Prince Harry has passionately pleaded for people who may have HIV/Aids to get tested as he continued his bid to reignite awareness of the virus.
He revealed his main aim was to "reduce stigma" as he chatted with research experts and frontline staff at Kings College Hospital in south London.
The Prince said: "Something needs to change. Some people need to be reminded that this is very much - especially in London now that the numbers are going up - this is very much an issue that a lot of people look at.
"I'm not trying to scare people but ... they have a responsibility - with a relationship or with people that you love - that actually you owe it to yourself and you owe it to them just to get tested.
"It is such a simple thing to do," he added.
He asked how many people living with HIV/Aids had not told their partner about their diagnosis, to which the hospital staff collectively replied "Loads."
Staff added that there was a very small risk of the virus being passed on once treatment was under way.
Harry also asked what, if he was an "average Joe, member of the public", he should do if he wanted to get tested.
The group told him people should search SH24 - Sexual Health 24 Hours - on Google.
In August the hospital will be rolling out HIV testing to all patients, who will be able to opt out, in an attempt to normalise it.
The Prince was shown a "Keep calm and test for HIV" badge and joked: "There's nothing that 'Keep Calm' doesn't work for", prompting laughter from the room.
Continuing, he said that, in the hierarchy of medical tests, it should be "not at the top, not at the bottom, just in the middle", gesturing with his hands to indicate how the practice could be integrated.
Harry follows in his mother's footsteps by continuing to pledge his time to raise the issue of HIV/ Aids.
Diana, Princess of Wales, was the first member of the Royal Family to have contact with a person suffering from HIV/Aids.
In the late 1980s, when many still believed the disease could be contracted through casual contact, she sat on the sickbed of a man with Aids and held his hand.

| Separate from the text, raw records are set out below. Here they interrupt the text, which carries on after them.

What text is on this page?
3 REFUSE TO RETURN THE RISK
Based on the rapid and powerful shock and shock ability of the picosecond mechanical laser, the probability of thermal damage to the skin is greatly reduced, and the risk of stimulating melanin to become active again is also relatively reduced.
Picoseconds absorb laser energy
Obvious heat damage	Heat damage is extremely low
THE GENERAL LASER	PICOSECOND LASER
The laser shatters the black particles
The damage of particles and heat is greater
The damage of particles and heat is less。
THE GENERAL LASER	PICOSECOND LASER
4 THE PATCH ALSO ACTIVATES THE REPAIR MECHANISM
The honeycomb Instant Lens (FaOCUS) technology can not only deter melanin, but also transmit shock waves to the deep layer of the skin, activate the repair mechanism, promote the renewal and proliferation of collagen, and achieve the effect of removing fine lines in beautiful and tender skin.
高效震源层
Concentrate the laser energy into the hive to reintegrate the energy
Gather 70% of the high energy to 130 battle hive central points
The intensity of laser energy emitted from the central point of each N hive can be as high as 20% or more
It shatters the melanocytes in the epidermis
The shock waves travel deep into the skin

Arriving at the hospital on Thursday morning, Harry shook hands with the chief executive of King's College Hospital, Nick Moberly, before sitting down to a round-table discussion about the virus.
He was told there were about 108,000 people living with HIV in the UK, the majority of whom - 81,000 - are receiving care.
Around 24% of the total are undiagnosed, which is the UK's "biggest challenge", the Prince heard.
He was then told that there are around 6,000 diagnoses per year in the UK - with nearly half of those - 2,500 - in London.
Harry also asked the experts for their views on PrEP - a drug available in America which can prevent people at risk from developing the virus.
It is not currently licensed for use in the UK, but where it is used it "significantly reduces the risk of transmission" and is "extremely cost-effective", he was told.